Analysis: The resulted groups are somewhat distinctive although we can see that they are infinging on each other a bit. I think that this may be an inherent property of LSI which don't specifically learn anything about the terms and documents themselves and purely relies on the SVD propreties. 

## 4.6 Document similarity search in concept space

In [22]:
#function to calculate cosine similarity between a term and a document 
#params: term: word representing a term (string) 
#        doc: name of a document (string)
# returns the similarity score of the given pair. 
def sim_on_term(term, doc):

    u_term = U[vocab_index[term], :]  
    v_doc = Vt[:, name_index[doc]]    
    
    norm_term = np.linalg.norm(u_term)
    norm_doc = np.linalg.norm(S @ v_doc)

    if norm_term == 0 or norm_doc == 0: return 0.0  

    num = u_term @ S @ v_doc
    return num / (norm_term * norm_doc)
    


In [23]:
# calclates the docs with the highest similarity score as a given object (term or course name) and prints the top 5 candidates
# param: obj: term or course name in string format
#        func: function to be used to calculate similarity (depends if obj in a terme or a course name)
def find_top5(obj,func):
    cos_sim = []
    for name in course_names:
         if name == obj: continue #skips identical queries (in doc to doc search)   
         cos_sim.append((name, func(obj,name)))
    sorted_sim = sorted(cos_sim, key=lambda x: x[1], reverse=True)[:5]
    print("Top 5 picks for",obj,"are:")
    for i in sorted_sim:
        print(i)
    print("\n")

In [24]:
find_top5("facebook",sim_on_term)
find_top5("markov",sim_on_term)
find_top5("chain",sim_on_term)

Top 5 picks for facebook are:
('Computational Social Media', 0.9233690816098991)
('Social media', 0.605095933131071)
('How people learn I', 0.4609564152810865)
('Internet analytics', 0.33860641253672763)
('How people learn II', 0.3272361897318959)

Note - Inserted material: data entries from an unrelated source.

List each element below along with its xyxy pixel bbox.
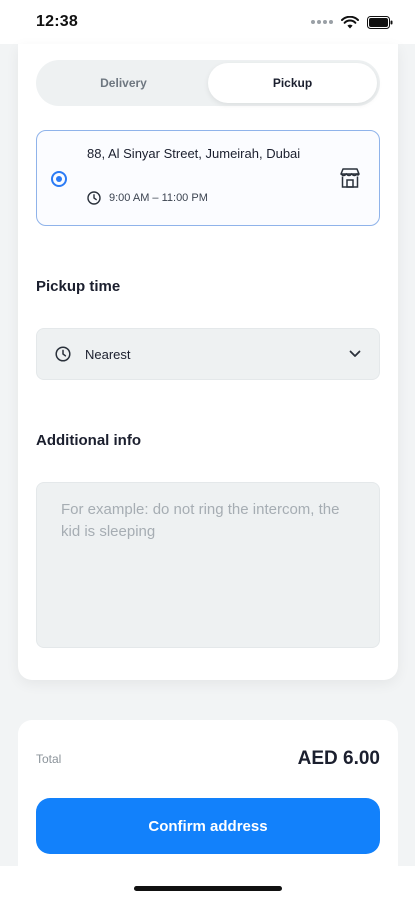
location-hours-row: 9:00 AM – 11:00 PM (87, 191, 208, 205)
status-time: 12:38 (36, 13, 78, 30)
additional-info-input[interactable] (61, 499, 355, 631)
status-bar: 12:38 (0, 0, 415, 44)
additional-info-title: Additional info (36, 432, 141, 449)
location-hours: 9:00 AM – 11:00 PM (109, 192, 208, 204)
pickup-form-card: Delivery Pickup 88, Al Sinyar Street, Ju… (18, 44, 398, 680)
battery-icon (367, 15, 393, 29)
pickup-location-option[interactable]: 88, Al Sinyar Street, Jumeirah, Dubai 9:… (36, 130, 380, 226)
pickup-time-select[interactable]: Nearest (36, 328, 380, 380)
chevron-down-icon (349, 350, 361, 357)
clock-icon (55, 346, 71, 362)
location-radio[interactable] (51, 171, 67, 187)
total-label: Total (36, 752, 62, 766)
status-icons (311, 15, 393, 29)
signal-icon (311, 20, 333, 24)
clock-icon (87, 191, 101, 205)
home-indicator[interactable] (134, 886, 282, 891)
home-indicator-area (0, 866, 415, 900)
tab-pickup[interactable]: Pickup (208, 63, 377, 103)
total-value: AED 6.00 (297, 748, 380, 769)
confirm-address-button[interactable]: Confirm address (36, 798, 380, 854)
pickup-time-value: Nearest (85, 346, 131, 362)
store-icon (340, 168, 360, 188)
delivery-mode-toggle: Delivery Pickup (36, 60, 380, 106)
wifi-icon (341, 15, 359, 28)
additional-info-field (36, 482, 380, 648)
tab-delivery[interactable]: Delivery (39, 63, 208, 103)
pickup-time-title: Pickup time (36, 278, 121, 295)
checkout-footer: Total AED 6.00 Confirm address (18, 720, 398, 866)
location-address: 88, Al Sinyar Street, Jumeirah, Dubai (87, 146, 301, 161)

Top 5 picks for markov are:
('Applied stochastic processes', 0.704051730318847)
('Statistical Sequence Processing', 0.6986519338554791)
('Applied probability & stochastic processes', 0.6696221156252392)
('Markov chains and algorithmic applications', 0.49327318933699016)
('Fundamentals in statistical pattern recognition', 0.2789491251742943)


Top 5 picks for chain are:
('Supply chain management', 0.8232309923660509)
('Mathematical models in supply chain management', 0.7213647148259263)
('Operations: economics & strategy', 0.5662845045186415)
('Applied stochastic processes', 0.5321343134932818)
('Applied probability & stochastic processes', 0.4680315320741975)




The results are very satisfactory. 
- For "facebook" we see a list of courses with a great emphasis on people, media and communication which are all related to facebook. 
- As for "markov", being a russian mathematician who mostly contributed to the probabilistic/stochastic field, we see a list of courses that all are encompassing these concepts in one way or another. 

I belive that this function has brought up better results for the "facebook" query and similar results for the "markov" query. 

## 4.7 Document-document Similarity

Given two documets **$d$** and **$d'$**, the cosine similarity is defined as:

$$
\text{sim}(d, d') = \frac{\mathbf{v_{d}} S \mathbf{v_{d'}^\top}}{\|\mathbf{v_{d}}\| \cdot \|S\mathbf{{v_{d'}}}\|}
$$

Where:
- **$v_d$** and **$v_{d'}$** are the row vectors of the matrix **V** corresponding to the documents $d$ and $d'$ respectively.


In [25]:
#computes the similarity score between two course names (in string) 
#params: d1: course name 1
#        d2: course name 2
#returns: similarity score
def sim_on_doc(d1,d2):
    v1 = Vt[:,name_index[d1]]
    v2 = Vt[:,name_index[d2]]
    norm1 = np.linalg.norm(v1)
    norm2 = np.linalg.norm(S @v2)
    
    if norm1 == 0 or norm2 == 0: return 0.0
    
    num = v1 @ S @ v2
    return num / (norm1* norm2)
    

In [26]:
find_top5("Internet analytics",sim_on_doc)

Top 5 picks for Internet analytics are:
('Distributed information systems', 0.5023913425770477)
('Computational Social Media', 0.45363016779227094)
('A Network Tour of Data Science', 0.43093999637197666)
('Applied data analysis', 0.42888051671984206)
('Networks out of control', 0.3274893817901586)




The top 5 course picks are quite satisfactory. We see that all of the chosen courses are focused around networks, infortion systems, data analysis which are the core concepts of the "Internet analytics" class.